My mum did this to her neighbours of 50+ yrs. When dad died nearly 30 years ago the husband took on the handyman jobs for mum and the wife would call in once a week for tea and natter as well as the long term hour long chats over the garden fence when they saw each other. Then suddenly mum stopped going in the garden and wouldn't answer the door to them.
The sad reason was mum had dementia and she knew at that early stage that she couldn't hold a conversation anymore. So she chose to ignore them.
Fortunately having grown up with their daughter I was able to explain.

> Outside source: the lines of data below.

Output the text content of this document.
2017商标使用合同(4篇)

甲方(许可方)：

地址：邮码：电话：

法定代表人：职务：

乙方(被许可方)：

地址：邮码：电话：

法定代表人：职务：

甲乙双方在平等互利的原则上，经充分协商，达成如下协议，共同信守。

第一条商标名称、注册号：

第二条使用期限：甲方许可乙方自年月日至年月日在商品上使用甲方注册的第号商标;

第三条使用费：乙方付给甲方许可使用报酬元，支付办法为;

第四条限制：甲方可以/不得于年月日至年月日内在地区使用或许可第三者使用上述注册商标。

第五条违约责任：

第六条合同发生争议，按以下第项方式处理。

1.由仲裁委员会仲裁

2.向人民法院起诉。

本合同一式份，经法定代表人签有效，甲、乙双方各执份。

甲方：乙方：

The three of them came to mum's funeral.

annsixty Mon 09-May-16 15:42:41

Been there, done that, wear the T-shirt.
In our case it was gradual, not sudden and the couple in question went "up in the world" financially. They moved to a lovely house and started friendships with their affluent neighbours. I still see the wife a couple of times a year when others are there but haven't seen her H for about 5 years. Fortunately my H has forgotten him so never queries why we don't see them anymore.
I find it sad more than any other emotion but I didn't always feel this way.
This was a friendship of many years with the C growing up together.

Tizliz Mon 09-May-16 15:29:31

Depression is the likely answer, and the longer she leaves it to get back in touch the harder it is. She may not want you to see her how she is now.

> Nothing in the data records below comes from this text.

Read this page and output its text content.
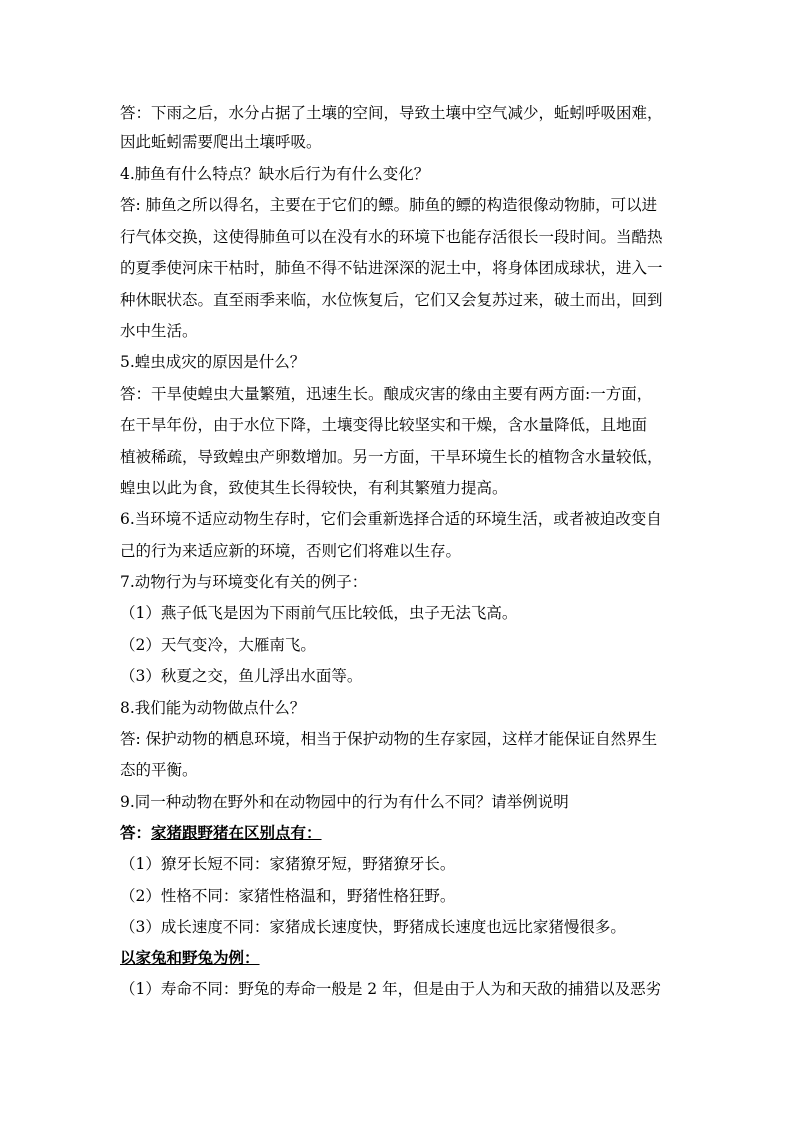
答：下雨之后，水分占据了土壤的空间，导致土壤中空气减少，蚯蚓呼吸困难，
因此蚯蚓需要爬出土壤呼吸。
4.肺鱼有什么特点？缺水后行为有什么变化？
答: 肺鱼之所以得名，主要在于它们的鳔。肺鱼的鳔的构造很像动物肺，可以进
行气体交换，这使得肺鱼可以在没有水的环境下也能存活很长一段时间。当酷热
的夏季使河床干枯时，肺鱼不得不钻进深深的泥土中，将身体团成球状，进入一
种休眠状态。直至雨季来临，水位恢复后，它们又会复苏过来，破土而出，回到
水中生活。
5.蝗虫成灾的原因是什么？
答：干旱使蝗虫大量繁殖，迅速生长。酿成灾害的缘由主要有两方面:一方面，
在干旱年份，由于水位下降，土壤变得比较坚实和干燥，含水量降低，且地面
植被稀疏，导致蝗虫产卵数增加。另一方面，干旱环境生长的植物含水量较低，
蝗虫以此为食，致使其生长得较快，有利其繁殖力提高。
6.当环境不适应动物生存时，它们会重新选择合适的环境生活，或者被迫改变自
己的行为来适应新的环境，否则它们将难以生存。
7.动物行为与环境变化有关的例子：
（1）燕子低飞是因为下雨前气压比较低，虫子无法飞高。
（2）天气变冷，大雁南飞。
（3）秋夏之交，鱼儿浮出水面等。
8.我们能为动物做点什么？
答: 保护动物的栖息环境，相当于保护动物的生存家园，这样才能保证自然界生
态的平衡。
9.同一种动物在野外和在动物园中的行为有什么不同？请举例说明
答：家猪跟野猪在区别点有：
（1）獠牙长短不同：家猪獠牙短，野猪獠牙长。
（2）性格不同：家猪性格温和，野猪性格狂野。
（3）成长速度不同：家猪成长速度快，野猪成长速度也远比家猪慢很多。
以家兔和野兔为例：
（1）寿命不同：野兔的寿命一般是 2 年，但是由于人为和天敌的捕猎以及恶劣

obieone Mon 09-May-16 13:34:49

You were probably surplus to her requirements in some way.
My guess is that you did nothing at all.

It could be that she got depression. That can make some people change their ways a bit.

Hildagard Mon 09-May-16 13:05:21

Hi, I need some advice please. A few years ago a friend, who I thought I had been very close to, dropped me like a stone. My husband and I had welcomed her and her family into our home, lives and even gone on holiday with her and her family. Then suddenly all contact was stopped, I was deleted from her Facebook account. I messaged her and asked why, no reply. I know that this should not bother me anymore but I find it difficult to make new friends now, we have moved a few
Miles out of town, she has moved as well, but I would just like to know what I did.